DREAMERS: The New “Coming Out”
The term has been synonymous with the gay rights movement, but recently college students have appropriated the idea and applied it to their immigration status. It’s become a deliberate “thing” that aims to put faces and names on the controversial DREAM Act issue.
Southern California Public Radio published a story describing the movment where college kids are outing themselves as a show of unity and defiance.
During the past week, a national campaign mounted by student immigrant advocacy groups has urged students and other young people to reveal their status. Advocacy sites have solicited coming-out stories via social media and posted them. Student groups around the country have held coming-out events, including one last week in Orange County.
The idea behind the DREAM Act is to grant conditional legal status to persons brought to the United States without documents before the age of 16 if they joined the military or went to college. The Act was defeated in Congress last December. Still, the DREAMERS believe that their movement has momentum and they’re willing to reveal their identity even if it means that by doing so they could be deported.
Those who choose to come out as undocumented say they are aware of the risks. At a coming-out event held by student activists last week in the city of Orange, Calif., some of those who lined up to announce their status in front of an audience of family, friends, professors and media said that coming out had made them feel a sense of relief, a weight off their shoulders.
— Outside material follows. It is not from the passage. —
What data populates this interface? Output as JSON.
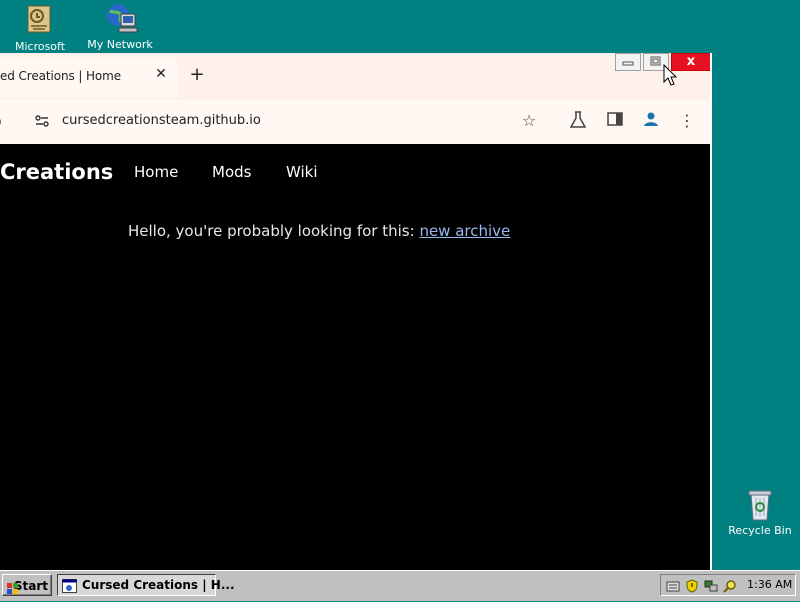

The coming out movement has all the characteristics of social empowerment: support meetings and groups, a call for the need to create “safe spaces,” references to gay rights activists such as Harvey Milk who urged his peers:“you must come out.”
A participant at a recent coming out event put it this way:
“If you are not ready right now, you still have this fear. But within our own meetings, it is okay to talk about it. We’re in the same situation. We understand, we don’t judge. We let them know they can get involved without giving up their status.”
Some observers say that it is still too early to know if the movement will take hold.